I’d keep the execution layer boring and auditable: per-run filesystem/network caps, short-lived credentials, and a small artifact that says what was allowed, what actually ran, and what was blocked. Local-first is attractive when the agent touches customer or repo data, but the key trust point is whether a teammate can replay the policy decision later. For adapters, I’d prioritize Claude Code / OpenAI-style tool calls and a simple Python REPL path first.

Praveen

@new_user___2672025cf1bc18102609b53 Thanks, Wang — I completely agree.

One thing we've learned while building Vela is that isolation alone isn't enough. Teams also need evidence. If a security incident happens six months later, the question isn't just "was this sandboxed?" but "what permissions were granted, what code executed, and what actually happened?"
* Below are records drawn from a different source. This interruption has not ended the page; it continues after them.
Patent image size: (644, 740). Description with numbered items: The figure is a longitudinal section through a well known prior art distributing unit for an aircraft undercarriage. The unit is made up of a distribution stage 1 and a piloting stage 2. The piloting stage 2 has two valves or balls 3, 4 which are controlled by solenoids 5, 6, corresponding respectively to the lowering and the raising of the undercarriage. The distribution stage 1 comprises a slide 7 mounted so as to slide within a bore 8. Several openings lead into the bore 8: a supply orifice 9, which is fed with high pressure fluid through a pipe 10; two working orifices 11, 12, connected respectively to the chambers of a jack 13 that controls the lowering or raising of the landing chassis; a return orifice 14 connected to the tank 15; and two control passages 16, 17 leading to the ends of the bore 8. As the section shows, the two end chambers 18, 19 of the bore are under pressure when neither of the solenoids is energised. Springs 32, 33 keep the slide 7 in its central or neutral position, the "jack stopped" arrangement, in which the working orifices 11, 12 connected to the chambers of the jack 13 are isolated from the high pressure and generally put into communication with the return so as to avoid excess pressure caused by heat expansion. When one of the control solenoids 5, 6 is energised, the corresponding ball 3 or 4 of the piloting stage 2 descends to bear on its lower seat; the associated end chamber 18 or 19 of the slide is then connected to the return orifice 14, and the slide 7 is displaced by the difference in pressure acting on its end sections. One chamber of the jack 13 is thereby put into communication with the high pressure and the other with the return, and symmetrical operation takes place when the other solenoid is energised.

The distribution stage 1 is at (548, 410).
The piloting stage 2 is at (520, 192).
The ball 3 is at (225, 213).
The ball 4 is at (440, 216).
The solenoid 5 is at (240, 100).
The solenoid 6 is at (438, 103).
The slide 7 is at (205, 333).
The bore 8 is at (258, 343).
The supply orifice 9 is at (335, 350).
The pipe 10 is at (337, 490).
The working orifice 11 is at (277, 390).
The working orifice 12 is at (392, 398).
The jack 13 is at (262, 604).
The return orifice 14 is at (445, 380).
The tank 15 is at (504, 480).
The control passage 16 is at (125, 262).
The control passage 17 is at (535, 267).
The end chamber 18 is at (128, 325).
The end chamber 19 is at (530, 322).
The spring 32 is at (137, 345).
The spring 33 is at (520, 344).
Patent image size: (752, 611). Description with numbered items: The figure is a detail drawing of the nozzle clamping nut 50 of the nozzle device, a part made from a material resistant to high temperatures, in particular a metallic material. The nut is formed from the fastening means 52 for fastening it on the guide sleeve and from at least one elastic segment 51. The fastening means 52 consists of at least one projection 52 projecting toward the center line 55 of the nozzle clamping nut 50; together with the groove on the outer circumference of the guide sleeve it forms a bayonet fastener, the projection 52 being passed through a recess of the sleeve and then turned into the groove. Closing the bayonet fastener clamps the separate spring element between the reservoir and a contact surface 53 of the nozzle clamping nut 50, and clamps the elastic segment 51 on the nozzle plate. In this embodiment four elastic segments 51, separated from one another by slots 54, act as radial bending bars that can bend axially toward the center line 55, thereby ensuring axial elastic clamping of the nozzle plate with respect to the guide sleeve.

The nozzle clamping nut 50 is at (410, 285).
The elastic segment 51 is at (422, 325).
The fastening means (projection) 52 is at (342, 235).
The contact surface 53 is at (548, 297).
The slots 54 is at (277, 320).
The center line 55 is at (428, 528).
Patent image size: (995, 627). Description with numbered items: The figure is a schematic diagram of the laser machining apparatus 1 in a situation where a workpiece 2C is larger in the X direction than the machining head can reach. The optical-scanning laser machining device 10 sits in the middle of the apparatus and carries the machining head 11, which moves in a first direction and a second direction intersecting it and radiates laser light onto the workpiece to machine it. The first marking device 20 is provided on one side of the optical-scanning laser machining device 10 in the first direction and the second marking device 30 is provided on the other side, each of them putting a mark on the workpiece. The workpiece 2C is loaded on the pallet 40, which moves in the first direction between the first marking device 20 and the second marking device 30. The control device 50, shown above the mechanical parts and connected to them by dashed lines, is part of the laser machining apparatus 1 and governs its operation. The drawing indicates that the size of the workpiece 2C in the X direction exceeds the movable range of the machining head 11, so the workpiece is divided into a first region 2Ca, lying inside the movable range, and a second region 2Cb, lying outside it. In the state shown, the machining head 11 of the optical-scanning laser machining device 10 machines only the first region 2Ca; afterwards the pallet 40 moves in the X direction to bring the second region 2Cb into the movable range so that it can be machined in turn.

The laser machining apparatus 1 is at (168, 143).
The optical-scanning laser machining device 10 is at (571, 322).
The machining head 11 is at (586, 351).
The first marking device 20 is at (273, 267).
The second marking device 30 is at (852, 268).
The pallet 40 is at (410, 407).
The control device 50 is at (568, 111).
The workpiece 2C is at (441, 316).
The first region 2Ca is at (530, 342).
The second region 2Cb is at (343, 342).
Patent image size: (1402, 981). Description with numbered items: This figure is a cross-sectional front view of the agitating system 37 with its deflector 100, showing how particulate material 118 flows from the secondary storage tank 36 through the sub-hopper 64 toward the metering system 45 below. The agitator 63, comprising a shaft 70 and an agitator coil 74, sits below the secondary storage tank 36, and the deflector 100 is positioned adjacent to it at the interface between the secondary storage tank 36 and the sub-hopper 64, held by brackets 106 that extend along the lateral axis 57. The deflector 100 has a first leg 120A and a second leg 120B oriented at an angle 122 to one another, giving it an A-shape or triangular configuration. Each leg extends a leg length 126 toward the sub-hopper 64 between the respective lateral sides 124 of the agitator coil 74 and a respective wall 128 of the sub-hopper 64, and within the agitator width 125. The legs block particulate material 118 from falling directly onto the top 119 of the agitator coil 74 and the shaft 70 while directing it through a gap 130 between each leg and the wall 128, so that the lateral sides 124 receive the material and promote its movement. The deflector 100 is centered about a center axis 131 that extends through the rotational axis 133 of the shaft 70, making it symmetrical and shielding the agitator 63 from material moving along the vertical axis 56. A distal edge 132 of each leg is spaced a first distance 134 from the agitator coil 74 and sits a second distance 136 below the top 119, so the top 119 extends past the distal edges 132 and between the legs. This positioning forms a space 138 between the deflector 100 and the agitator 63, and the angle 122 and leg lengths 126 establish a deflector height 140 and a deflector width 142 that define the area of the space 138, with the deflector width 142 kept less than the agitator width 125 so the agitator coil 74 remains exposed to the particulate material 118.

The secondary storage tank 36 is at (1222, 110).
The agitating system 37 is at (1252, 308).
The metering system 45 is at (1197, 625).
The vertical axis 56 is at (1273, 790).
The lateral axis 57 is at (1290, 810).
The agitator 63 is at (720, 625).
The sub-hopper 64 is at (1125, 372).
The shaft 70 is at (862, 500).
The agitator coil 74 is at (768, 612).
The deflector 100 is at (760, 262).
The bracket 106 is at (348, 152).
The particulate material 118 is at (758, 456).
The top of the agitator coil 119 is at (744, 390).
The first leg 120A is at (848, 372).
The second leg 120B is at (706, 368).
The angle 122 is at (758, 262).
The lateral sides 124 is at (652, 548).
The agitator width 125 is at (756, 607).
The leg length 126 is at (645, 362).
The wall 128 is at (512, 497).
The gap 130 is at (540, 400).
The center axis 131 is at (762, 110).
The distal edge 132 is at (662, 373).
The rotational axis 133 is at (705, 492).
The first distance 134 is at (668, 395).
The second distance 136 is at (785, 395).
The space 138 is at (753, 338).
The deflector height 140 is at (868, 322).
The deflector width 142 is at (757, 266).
That's why we're focusing heavily on policy-driven execution and auditability. Every execution carries explicit capabilities, resource limits, and an audit trail so teams can understand and replay decisions later rather than relying on trust alone.

And you're spot on regarding adapters. Claude Code, OpenAI tool-calling workflows, and a lightweight Python REPL path are at the top of our list because that's where we're seeing the most real-world agent activity today.

Really appreciate the thoughtful feedback — you're describing exactly the direction we think this space needs to move toward.